Best way to push messages from SQS to user connected via websocket

rogerweb · July 5, 2022, 3:07pm

Hi,

In AWS SQS, I have one FIFO queue for each user with messages coming from another system. When a user joins his own Phoenix channel (e.g. user:42), I start a Broadway process that keeps pulling messages from user’s queue in SQS and pushing them to the user via websocket.

My current implementation calls Broadway.start_link/2 from the join/3 callback of Phoenix Channel, like this:

Broadway.start_link(__MODULE__,
  name: String.to_atom("Broadway-" <> user_id),
  producer: [
    module: {BroadwaySQS.Producer,
      queue_url: queue_url(user_id)
    }
  ],
  processors: [
    default: [
      concurrency: 1
    ]
  ],
  batchers: [
    default: [
      batch_size: 10,
      batch_timeout: 1000
    ]
  ]
)

The questions are:

Is this right in terms of processes and supervision?
When the user disconnects, I see that all his Broadway-related processes are gone, which is good, but I’m wondering if this is a proper stop/shutdown or if I should implement something.

Best regards,

Roger

trisolaran · July 5, 2022, 6:40pm

If you want Broadway to properly drain messages and perform a graceful shutdown, it should be started as a child of a supervision tree. See the bullet point “Graceful shutdown” here. Typically, people start Broadway as a child of the supervision tree of their main application.

Starting a new Broadway pipeline whenever a user joins a channel seems like overkill to me, as it is using a separate SQS queue for each user (do you create them dynamically?). Without knowing the exact problem you’re trying to solve, I would probably attempt to have a constant number of queues (1 is possible) shared by all users and a single pipeline that fetches messages and routes them to the destination channel.

rogerweb · July 5, 2022, 7:35pm

Thanks for your inputs.

it should be started as a child of a supervision tree

It is under the Phoenix supervision tree, but I’m not sure it means Broadway will perform a graceful shutdown.

Typically, people start Broadway as a child of the supervision tree of their main application.

That’s exactly how I usually do too, but only if I know which queue I’ll be reading from a priori, which is not the case.

do you create them dynamically? [a queue per user]

Yes, that other external system creates the queue as part of the provisioning process of a new user.

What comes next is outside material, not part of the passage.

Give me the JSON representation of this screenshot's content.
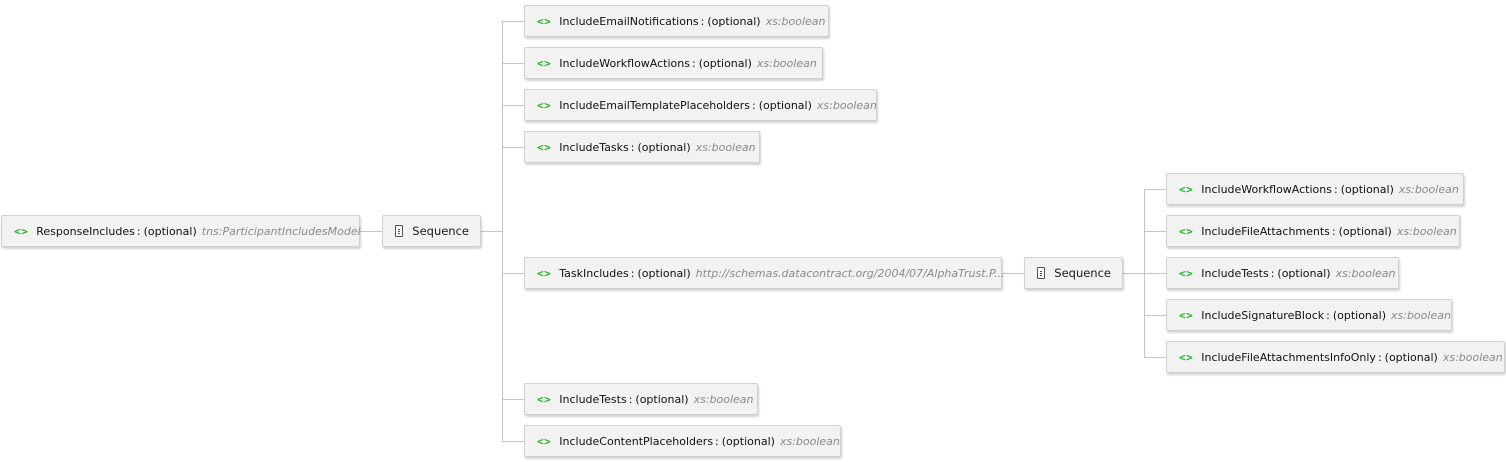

I would probably attempt to have a constant number of queues (1 is possible) shared by all users and a single pipeline that fetches messages and routes them to the destination channel.

The problem is the destination channel (the user) might not be there to receive the fetched message, so we would have to keep his message(s) in the queue for certain time, then after some short time they would appear again but the destination might still be offline and so on and on. Imagine we have hundreds of offline users. It seems odd to keep fetching messages that we can’t deliver. Also, online users might be penalized (in terms of delay) as their messages might be “buried” under a bunch of messages targeted to offline users.

The problem I’m trying to solve is: how to deliver user-specific enqueued messages to the users when they get online. Messages might be enqueued at any time, but dequeued only when the user is online.

Again, thanks a lot for you time and let me know if I can be more exact or specific.

trisolaran · July 5, 2022, 8:07pm

Thanks for the overview. What you’re sketching sounds a lot like email.

Have you thought about creating user’s mailboxes (for example in a DB) where you can store undeliverable messages? When you fetch a message for a user from the queue and the user is offline, you store the message in the mailbox. The user will then receive the messages when they go online.